The U.S., the U.K., Japan, Italy, Chile, Kuwait and Qatar are among 26 countries supporting the initiative after Syria was elected in November to a United Nations Educational, Scientific and Cultural Organization panel that judges human-rights complaints. Over half the countries signing on to the proposal are members of UNESCO’s 58-member executive board.
“We should not allow the Syrian regime to stand as a judge of other countries’ human-rights record while it systematically violates the human rights of its citizens, commits acts of sexual violence against women and children, and murders its own people,” David Killion, the U.S. ambassador to UNESCO, said in a statement. “The Syrian regime’s actions are an affront to the dignity and human rights of the Syrian people, and it is not fit to sit on this body.”
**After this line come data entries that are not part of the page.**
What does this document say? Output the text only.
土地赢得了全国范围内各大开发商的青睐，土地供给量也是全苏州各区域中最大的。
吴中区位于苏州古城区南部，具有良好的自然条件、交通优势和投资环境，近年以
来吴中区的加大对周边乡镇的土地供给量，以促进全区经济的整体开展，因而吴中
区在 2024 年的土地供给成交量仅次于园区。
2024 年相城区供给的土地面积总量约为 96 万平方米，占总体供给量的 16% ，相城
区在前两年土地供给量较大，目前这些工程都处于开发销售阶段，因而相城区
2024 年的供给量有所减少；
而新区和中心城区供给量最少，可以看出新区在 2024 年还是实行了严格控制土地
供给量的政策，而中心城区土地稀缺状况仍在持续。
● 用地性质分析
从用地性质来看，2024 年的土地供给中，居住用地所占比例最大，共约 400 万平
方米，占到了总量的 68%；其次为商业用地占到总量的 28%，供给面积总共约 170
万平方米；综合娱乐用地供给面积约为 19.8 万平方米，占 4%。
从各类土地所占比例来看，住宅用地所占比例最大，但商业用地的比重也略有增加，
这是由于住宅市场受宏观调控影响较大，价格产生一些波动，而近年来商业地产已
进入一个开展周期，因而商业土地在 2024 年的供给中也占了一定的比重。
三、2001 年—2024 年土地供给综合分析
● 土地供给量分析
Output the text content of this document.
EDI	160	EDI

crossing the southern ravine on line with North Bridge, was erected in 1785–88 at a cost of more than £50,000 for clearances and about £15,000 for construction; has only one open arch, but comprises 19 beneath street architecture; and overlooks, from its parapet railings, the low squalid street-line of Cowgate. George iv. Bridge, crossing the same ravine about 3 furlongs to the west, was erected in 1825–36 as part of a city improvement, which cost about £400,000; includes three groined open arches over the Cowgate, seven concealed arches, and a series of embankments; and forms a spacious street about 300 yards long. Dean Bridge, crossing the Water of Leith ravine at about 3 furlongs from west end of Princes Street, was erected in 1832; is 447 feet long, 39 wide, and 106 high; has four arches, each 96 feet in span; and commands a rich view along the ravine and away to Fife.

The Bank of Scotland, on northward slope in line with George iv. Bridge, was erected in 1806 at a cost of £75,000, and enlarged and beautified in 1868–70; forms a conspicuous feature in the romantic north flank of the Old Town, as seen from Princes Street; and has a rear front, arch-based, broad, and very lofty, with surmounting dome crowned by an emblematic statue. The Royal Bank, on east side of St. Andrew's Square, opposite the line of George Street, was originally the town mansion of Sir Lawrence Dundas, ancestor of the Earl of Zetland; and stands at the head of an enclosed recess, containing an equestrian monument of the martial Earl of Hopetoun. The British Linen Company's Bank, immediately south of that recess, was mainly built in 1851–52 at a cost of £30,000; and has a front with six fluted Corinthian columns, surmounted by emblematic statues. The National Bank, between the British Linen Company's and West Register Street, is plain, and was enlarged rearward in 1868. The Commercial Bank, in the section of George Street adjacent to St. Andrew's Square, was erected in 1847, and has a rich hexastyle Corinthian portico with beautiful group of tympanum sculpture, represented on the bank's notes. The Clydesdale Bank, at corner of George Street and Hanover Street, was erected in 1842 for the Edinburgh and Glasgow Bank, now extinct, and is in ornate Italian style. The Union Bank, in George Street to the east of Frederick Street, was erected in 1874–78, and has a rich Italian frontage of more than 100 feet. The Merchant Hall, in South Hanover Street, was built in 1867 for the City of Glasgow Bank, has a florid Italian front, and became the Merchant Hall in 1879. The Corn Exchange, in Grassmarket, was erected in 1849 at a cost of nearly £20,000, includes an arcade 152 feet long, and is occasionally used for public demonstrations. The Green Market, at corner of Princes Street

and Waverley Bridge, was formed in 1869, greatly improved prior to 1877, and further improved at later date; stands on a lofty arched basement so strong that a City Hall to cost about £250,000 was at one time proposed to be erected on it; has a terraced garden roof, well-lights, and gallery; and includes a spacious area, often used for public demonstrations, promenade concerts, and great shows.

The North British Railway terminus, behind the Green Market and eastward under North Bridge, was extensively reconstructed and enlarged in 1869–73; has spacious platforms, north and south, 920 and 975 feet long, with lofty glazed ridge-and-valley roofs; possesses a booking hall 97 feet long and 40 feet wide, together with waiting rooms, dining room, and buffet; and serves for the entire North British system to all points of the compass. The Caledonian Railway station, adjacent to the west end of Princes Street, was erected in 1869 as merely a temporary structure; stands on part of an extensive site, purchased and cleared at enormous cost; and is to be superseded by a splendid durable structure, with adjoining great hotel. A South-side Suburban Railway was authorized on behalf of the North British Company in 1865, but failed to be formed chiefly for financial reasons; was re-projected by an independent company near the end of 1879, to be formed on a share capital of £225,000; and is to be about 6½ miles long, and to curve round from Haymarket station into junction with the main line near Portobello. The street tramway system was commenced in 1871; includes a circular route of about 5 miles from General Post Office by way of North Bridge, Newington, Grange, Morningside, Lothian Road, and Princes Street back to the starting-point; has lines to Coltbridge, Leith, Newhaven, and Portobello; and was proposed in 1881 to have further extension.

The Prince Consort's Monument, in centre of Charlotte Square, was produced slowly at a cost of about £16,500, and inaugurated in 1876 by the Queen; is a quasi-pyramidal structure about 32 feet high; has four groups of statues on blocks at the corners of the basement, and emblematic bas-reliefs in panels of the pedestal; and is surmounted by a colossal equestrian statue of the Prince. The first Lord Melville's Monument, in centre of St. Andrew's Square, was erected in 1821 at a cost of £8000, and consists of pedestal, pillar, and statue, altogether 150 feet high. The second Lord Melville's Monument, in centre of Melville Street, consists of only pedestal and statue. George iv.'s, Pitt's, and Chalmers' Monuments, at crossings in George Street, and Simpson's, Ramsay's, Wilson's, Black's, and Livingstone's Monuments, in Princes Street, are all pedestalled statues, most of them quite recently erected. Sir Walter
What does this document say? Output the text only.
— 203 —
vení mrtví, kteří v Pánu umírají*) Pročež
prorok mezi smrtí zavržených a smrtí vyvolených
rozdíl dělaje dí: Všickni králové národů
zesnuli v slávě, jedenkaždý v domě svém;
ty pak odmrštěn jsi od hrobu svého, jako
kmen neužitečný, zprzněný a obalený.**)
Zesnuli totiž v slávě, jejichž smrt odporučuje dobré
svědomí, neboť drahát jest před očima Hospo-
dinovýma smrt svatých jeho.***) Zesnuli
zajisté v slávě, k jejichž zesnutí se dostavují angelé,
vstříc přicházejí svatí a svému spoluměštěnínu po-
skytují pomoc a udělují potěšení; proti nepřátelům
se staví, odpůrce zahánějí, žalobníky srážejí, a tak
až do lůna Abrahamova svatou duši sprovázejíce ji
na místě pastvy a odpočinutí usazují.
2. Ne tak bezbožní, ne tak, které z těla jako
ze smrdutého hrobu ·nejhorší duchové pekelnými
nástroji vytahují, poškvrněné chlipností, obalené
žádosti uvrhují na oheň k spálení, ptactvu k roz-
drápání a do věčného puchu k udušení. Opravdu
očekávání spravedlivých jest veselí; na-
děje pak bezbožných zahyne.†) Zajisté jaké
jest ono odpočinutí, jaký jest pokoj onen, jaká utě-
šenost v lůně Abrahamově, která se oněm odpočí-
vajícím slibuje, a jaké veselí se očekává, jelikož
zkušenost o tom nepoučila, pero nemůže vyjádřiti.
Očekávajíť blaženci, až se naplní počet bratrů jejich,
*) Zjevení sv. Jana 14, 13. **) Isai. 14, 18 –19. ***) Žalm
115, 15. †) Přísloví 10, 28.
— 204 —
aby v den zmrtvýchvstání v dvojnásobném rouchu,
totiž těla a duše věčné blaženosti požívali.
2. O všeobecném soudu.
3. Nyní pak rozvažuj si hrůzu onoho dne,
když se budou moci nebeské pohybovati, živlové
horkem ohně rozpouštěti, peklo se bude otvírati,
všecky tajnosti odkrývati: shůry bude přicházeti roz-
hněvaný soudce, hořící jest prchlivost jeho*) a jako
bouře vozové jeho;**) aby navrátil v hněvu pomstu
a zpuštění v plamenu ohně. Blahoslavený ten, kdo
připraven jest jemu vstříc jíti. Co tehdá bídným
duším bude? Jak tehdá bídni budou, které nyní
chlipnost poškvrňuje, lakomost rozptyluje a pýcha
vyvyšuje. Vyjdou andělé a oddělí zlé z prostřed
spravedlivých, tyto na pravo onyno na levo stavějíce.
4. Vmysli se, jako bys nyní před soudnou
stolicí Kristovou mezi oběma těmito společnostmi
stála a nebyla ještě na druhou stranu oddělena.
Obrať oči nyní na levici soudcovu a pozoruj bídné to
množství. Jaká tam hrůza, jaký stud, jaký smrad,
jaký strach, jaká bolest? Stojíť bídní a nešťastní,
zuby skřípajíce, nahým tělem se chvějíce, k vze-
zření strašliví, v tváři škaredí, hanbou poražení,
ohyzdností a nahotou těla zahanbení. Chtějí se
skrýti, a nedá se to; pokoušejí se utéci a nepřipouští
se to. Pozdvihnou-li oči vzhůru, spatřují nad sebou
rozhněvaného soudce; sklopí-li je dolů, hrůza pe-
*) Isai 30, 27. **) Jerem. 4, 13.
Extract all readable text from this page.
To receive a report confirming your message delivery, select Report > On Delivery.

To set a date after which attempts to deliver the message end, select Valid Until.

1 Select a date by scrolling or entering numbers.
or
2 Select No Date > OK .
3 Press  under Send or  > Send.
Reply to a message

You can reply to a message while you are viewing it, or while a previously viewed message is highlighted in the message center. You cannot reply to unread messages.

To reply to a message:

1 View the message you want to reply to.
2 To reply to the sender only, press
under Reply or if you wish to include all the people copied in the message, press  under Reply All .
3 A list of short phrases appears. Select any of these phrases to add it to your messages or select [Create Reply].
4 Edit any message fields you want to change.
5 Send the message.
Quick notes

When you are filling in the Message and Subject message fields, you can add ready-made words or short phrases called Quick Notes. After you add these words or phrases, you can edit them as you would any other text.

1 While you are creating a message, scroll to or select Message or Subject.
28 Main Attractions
More than 5,000 people have been killed since last March in Syria’s crackdown on unrest, according to the UN. Navi Pillay, the UN’s top human-rights official, has called for a probe into President Bashar al-Assad’s government for crimes against humanity and said “gross violations” by Assad’s security forces should be referred to the International Criminal Court.
“What is shocking is how UNESCO ever decided in the first place to legitimize the regime of Syrian President Bashar al-Assad -- which is shooting its own people in cold blood -- by elevating it to a committee that judges human-rights issues on a global scale,” Hillel Neuer, executive director of Geneva-based human-rights monitoring group UN Watch, said in an e-mailed statement today.
A letter signed by 14 ambassadors urges UNESCO to “respond to these appeals for concerted action to address the egregious human-rights situation in Syria. They want UNESCO to add the item to the agenda of its board meeting next month, according to a copy of their memo supplied by UN Watch.
Arab and Western nations are planning a diplomatic push at the UN to persuade Russia to back an Arab League call for Assad to relinquish power. Qatar, Morocco, the U.S. and the U.K. are among nations trying to overcome Russian resistance to sanctioning Syria by promoting a UN Security Council draft resolution that has strong Arab backing, according to a UN diplomat who wasn’t authorized to speak on the record.
The measure “condemns the continued and gross violations of human rights and fundamental freedoms” by Syrian authorities and calls for the Assad regime to implement Arab League resolutions for a “political transition,” according to a copy of the document obtained by Bloomberg News.
Russia provides both political support and arms to Syria. Russia and China, veto-wielding members of the UN Security Council, blocked a European-led Oct. 4 attempt to sanction Syria.